Me trying to get the line moving. The figures are meant to depict the lines for the soup kitchens that sprung up during the Great Depression. The display is in Washington, D.C.
“Morning on the Beach”
This beach is in Atlantic City, NJ down the Jersey shore. The overcast day and soft shapes looks like a ready made watercolor painting.
“The Steel Pier”
The world famous Steel Pier sits to the left in this photo from Atlantic City. The photo above was taken on the same day and on the same beach as the image seen here. The Steel Pier dates back to 1898 for the purpose of entertainment. Used to be a time when someone would ride a horse down to the end the pier and horse and rider together would jump into the ocean. The figure (my wife) standing very close to the right edge of the photo balances the pier and Ferris wheel on the left.
“Stuffed in a Room”
On a trip to Massachusetts one summer, my wife and I stumbled upon this house in the middle of nowhere. Each room had a different display on odd and unusual items. One room in particular had these stuffed animals that made for a rather surreal mix.
This is the same market from my oil painting, “After the Rain.” This photo shows the market at a later date and in sunshine.
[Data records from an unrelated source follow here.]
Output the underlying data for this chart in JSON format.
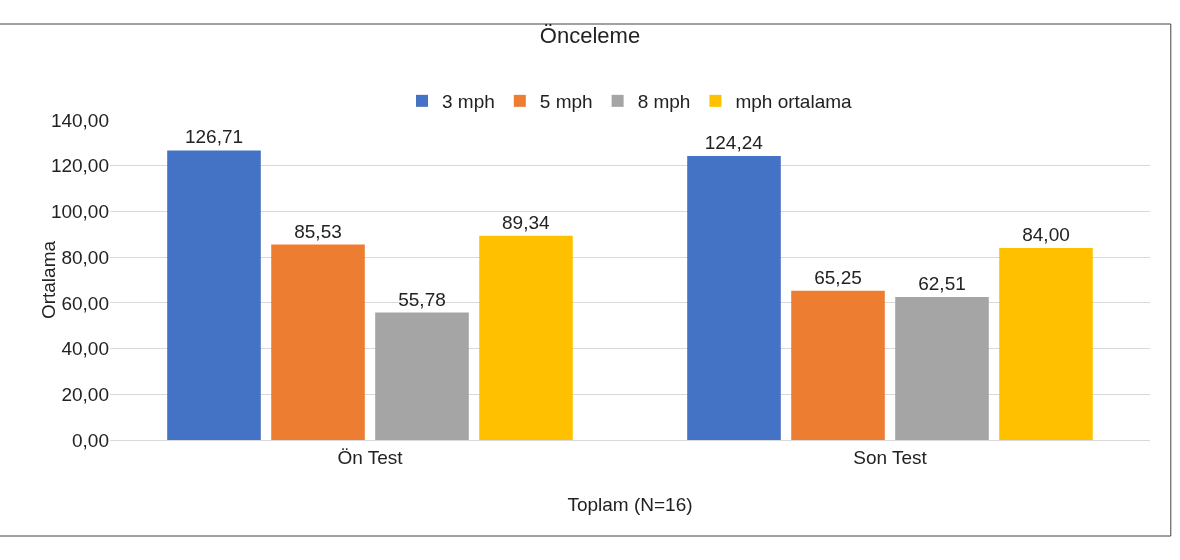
{
  "chart_data": {
    "type": "bar",
    "title": "Önceleme",
    "ylabel": "Ortalama",
    "xlabel": "Toplam (N=16)",
    "categories": [
      "Ön Test",
      "Son Test"
    ],
    "series": [
      {
        "name": "3 mph",
        "color": "#4472c4",
        "values": [
          126.71,
          124.24
        ],
        "value_labels": [
          "126,71",
          "124,24"
        ]
      },
      {
        "name": "5 mph",
        "color": "#ed7d31",
        "values": [
          85.53,
          65.25
        ],
        "value_labels": [
          "85,53",
          "65,25"
        ]
      },
      {
        "name": "8 mph",
        "color": "#a5a5a5",
        "values": [
          55.78,
          62.51
        ],
        "value_labels": [
          "55,78",
          "62,51"
        ]
      },
      {
        "name": "mph ortalama",
        "color": "#ffc000",
        "values": [
          89.34,
          84.0
        ],
        "value_labels": [
          "89,34",
          "84,00"
        ]
      }
    ],
    "ylim": [
      0,
      140
    ],
    "yticks": [
      {
        "value": 0,
        "label": "0,00"
      },
      {
        "value": 20,
        "label": "20,00"
      },
      {
        "value": 40,
        "label": "40,00"
      },
      {
        "value": 60,
        "label": "60,00"
      },
      {
        "value": 80,
        "label": "80,00"
      },
      {
        "value": 100,
        "label": "100,00"
      },
      {
        "value": 120,
        "label": "120,00"
      },
      {
        "value": 140,
        "label": "140,00"
      }
    ],
    "grid": "y",
    "legend": "top"
  }
}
The awning is in further disrepair as it was in the oil painting. This photo has all the elements I like to have in a reference to paint from.
“American Wing Reflections”
This photo was taken in the American Wing at the Metropolitan Museum of Art. At one time this photo was a serious consideration to use as a reference for a painting. For whatever reason, it didn’t make the cut but I liked the photograph all the same.
“Kinstler and Me”
When I was President of Allied Artists of America (2006-2017) I got to know Raymond Kinstler. Allied used the National Arts Club for a time as an exhibition venue. Ray live in the National Arts Club so I got to see him on a regular basis.
“Dinkins and Me”
My wife and I attended an awards ceremony for the Andrew Goodman foundation in Harlem one year. That is where I met and got to have my picture taken with David Dinkins, former Mayor of New York City.
“Park Avenue Snow”
Leaving work one winter day on Park Avenue in Manhattan, my wife took this shot. She has quite an eye for interesting subject matter. I’ve been wanting to use this photo as the basis for a painting but have yet to do so.
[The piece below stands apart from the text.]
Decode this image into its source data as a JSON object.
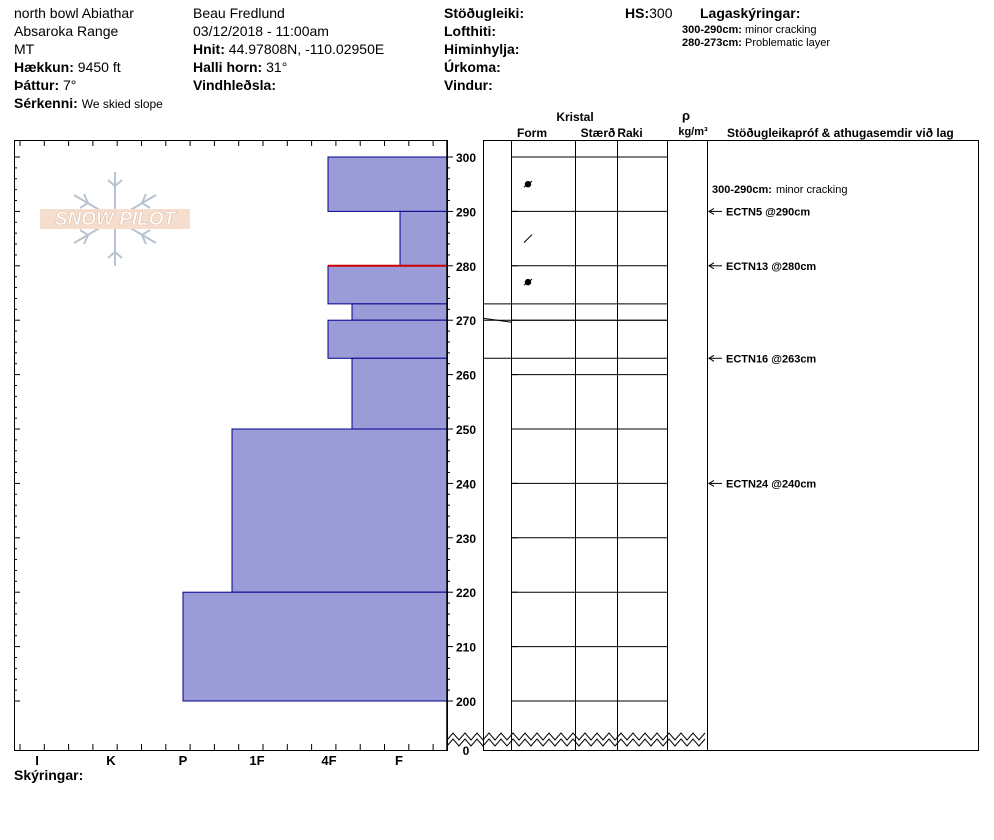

“Late Afternoon, New York City”
Another photo I like very much but probably wouldn’t consider painting. If I were to do it though, I would remove the church steeple as I think it cuts in between the transition of the light on the left with the building in shadow to the right.
“Breakfast for One”
I was out shooting early one morning in Manhattan and came upon this homeless person sitting on a five gallon bucket eating breakfast. The diagonal shadows cut though the scene in a nearly perfect way.
“R & L Restaurant”
Another scene with an interesting arrangement of lights, darks and middle-tones. Featured is one of the few remaining cobblestone streets in Manhattan. They can date back to the 18th century. The ones seen here were more likely laid in the 1900’s.
“The Blue and The Grey”
The lighting in this scene looks like a stage setting more so than a real location.